The test: would reading one child without the others lose important
context about *what happened*?
## What to output
Output a JSON block describing the split plan:
```json
{
"action": "split",
"parent": "original-key",
"children": [
{
"key": "new-key-1",
"description": "Brief description of what this child covers",
"sections": ["Section Header 1", "Section Header 2"],
"neighbors": ["neighbor-key-a", "neighbor-key-b"]
},
{
"key": "new-key-2",
"description": "Brief description of what this child covers",
"sections": ["Section Header 3", "Another Section"],
"neighbors": ["neighbor-key-c"]
}
]
}
```
If the node should NOT be split:
```json
{
"action": "keep",
"parent": "original-key",
"reason": "Why this node is cohesive despite its size"
}
```
## Naming children
- Use descriptive kebab-case keys: `topic-subtopic`
- If the parent was `foo`, children might be `foo-technical`, `foo-personal`
- Keep names short (3-5 words max)
- Preserve any date prefixes from the parent key
## Section hints
The "sections" field is a guide for the extraction phase — list the
section headers or topic areas from the original content that belong
in each child. These don't need to be exact matches; they're hints
that help the extractor know what to include.

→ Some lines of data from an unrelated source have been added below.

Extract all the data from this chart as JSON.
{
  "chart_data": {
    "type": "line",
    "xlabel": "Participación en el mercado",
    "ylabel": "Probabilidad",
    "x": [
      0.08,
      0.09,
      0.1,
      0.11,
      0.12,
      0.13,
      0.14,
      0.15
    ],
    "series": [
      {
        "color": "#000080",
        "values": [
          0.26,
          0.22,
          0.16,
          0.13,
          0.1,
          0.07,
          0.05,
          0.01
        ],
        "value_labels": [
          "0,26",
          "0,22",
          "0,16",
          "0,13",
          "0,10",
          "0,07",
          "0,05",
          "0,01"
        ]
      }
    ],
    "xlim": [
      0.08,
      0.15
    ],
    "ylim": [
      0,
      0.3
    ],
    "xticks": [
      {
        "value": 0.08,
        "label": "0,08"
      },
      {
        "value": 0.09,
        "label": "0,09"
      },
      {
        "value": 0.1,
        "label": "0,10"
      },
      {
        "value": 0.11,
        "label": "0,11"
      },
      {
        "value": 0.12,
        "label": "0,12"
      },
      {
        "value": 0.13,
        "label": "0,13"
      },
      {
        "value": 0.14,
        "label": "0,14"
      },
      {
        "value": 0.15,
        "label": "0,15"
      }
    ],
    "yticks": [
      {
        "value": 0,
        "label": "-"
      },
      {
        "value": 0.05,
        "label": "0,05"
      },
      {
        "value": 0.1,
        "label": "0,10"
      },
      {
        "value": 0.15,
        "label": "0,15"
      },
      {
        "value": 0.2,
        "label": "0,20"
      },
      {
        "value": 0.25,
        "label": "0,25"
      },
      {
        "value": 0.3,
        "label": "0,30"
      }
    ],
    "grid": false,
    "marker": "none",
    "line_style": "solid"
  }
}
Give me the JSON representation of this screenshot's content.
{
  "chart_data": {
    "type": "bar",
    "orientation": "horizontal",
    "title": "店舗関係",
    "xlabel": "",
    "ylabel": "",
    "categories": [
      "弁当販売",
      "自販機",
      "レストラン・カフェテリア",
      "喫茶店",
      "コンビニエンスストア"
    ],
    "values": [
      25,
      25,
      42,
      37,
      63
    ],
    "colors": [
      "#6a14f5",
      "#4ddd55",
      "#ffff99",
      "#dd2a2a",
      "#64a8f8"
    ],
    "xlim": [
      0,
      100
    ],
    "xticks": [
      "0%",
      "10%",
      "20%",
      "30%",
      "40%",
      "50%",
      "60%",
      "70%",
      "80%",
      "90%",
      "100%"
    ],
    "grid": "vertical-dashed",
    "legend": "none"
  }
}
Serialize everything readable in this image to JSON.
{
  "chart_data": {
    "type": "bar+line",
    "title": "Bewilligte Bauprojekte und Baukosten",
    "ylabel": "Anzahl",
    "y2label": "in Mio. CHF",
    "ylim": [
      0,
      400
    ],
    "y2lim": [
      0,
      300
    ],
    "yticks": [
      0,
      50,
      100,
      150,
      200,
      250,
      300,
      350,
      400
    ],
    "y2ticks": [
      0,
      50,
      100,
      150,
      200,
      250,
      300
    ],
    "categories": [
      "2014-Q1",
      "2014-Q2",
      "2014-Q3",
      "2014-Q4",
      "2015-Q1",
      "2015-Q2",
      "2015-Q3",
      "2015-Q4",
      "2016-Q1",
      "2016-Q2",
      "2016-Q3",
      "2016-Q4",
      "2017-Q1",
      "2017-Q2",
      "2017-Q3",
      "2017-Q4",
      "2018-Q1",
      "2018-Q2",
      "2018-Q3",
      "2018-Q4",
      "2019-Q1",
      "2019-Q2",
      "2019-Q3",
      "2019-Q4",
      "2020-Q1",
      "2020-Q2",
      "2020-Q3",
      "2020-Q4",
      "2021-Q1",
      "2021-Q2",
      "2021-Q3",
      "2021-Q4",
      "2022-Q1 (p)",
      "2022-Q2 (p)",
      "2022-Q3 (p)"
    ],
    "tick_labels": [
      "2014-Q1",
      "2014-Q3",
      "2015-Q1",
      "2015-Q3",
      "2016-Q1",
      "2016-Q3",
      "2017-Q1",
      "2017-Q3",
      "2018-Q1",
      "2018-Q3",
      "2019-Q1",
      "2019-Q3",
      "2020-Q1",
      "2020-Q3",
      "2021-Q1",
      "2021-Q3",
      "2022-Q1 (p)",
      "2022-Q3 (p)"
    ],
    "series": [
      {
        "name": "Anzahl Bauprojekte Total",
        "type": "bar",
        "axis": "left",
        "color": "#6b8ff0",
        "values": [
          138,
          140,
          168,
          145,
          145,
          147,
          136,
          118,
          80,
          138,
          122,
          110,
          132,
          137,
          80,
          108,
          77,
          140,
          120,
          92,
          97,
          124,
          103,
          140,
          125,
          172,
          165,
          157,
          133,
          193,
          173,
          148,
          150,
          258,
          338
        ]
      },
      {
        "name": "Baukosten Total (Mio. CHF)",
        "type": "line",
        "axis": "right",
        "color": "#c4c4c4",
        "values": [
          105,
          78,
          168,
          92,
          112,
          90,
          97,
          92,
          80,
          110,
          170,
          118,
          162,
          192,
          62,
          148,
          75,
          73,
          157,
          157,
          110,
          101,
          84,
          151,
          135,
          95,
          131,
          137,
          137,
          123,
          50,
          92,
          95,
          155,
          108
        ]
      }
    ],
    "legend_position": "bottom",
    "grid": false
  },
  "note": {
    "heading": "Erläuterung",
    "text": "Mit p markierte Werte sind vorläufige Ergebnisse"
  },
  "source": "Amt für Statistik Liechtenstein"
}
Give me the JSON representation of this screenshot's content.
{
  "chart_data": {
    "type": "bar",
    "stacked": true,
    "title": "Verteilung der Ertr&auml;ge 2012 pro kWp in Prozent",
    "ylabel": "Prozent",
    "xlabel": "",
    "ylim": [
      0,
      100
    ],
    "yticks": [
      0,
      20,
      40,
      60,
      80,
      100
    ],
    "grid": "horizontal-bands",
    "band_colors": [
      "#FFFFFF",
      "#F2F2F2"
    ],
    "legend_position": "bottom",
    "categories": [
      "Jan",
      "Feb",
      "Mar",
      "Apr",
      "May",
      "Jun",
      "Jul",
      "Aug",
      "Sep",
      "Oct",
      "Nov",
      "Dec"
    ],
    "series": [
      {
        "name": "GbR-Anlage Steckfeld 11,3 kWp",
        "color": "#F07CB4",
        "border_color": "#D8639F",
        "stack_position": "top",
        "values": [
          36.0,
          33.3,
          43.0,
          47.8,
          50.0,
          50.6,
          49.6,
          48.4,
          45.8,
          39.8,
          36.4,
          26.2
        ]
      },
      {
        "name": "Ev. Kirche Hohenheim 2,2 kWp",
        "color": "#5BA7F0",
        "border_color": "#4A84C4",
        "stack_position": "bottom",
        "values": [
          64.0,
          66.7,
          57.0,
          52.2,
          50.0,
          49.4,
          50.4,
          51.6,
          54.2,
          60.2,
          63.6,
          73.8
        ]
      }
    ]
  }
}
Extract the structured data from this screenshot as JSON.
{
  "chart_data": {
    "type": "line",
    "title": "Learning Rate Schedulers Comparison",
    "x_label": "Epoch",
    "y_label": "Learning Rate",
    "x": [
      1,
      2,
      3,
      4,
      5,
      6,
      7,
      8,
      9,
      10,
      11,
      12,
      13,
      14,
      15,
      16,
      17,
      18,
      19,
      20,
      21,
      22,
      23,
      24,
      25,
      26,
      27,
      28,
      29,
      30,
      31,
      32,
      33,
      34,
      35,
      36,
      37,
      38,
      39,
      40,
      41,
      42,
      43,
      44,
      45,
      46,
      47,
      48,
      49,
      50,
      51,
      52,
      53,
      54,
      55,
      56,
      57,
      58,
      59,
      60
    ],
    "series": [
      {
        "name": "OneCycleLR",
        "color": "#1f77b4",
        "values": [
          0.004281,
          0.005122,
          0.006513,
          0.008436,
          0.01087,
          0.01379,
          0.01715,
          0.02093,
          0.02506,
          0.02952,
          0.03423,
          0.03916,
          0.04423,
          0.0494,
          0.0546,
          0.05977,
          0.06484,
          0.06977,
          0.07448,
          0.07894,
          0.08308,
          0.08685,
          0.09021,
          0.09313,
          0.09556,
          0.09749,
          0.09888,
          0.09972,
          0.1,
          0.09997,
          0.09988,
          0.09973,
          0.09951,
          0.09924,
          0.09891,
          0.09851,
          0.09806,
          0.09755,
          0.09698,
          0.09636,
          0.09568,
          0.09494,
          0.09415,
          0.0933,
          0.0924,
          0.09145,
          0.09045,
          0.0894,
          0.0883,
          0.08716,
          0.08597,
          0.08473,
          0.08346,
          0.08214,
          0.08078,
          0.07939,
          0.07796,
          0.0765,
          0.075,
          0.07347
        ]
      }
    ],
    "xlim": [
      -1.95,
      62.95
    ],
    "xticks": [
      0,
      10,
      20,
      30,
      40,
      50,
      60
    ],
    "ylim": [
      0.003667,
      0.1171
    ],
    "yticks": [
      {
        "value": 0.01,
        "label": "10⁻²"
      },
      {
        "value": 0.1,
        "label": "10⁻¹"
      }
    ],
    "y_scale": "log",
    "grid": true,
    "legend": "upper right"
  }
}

Content that spans topics
or doesn't have a clear header can be mentioned in the description.
## Neighbor assignment
The "neighbors" field assigns the parent's graph edges to each child.
Look at the neighbor list — each neighbor should go to whichever child
is most semantically related. A neighbor can appear in multiple children
if it's relevant to both. Every neighbor should be assigned to at least
one child so no graph connections are lost.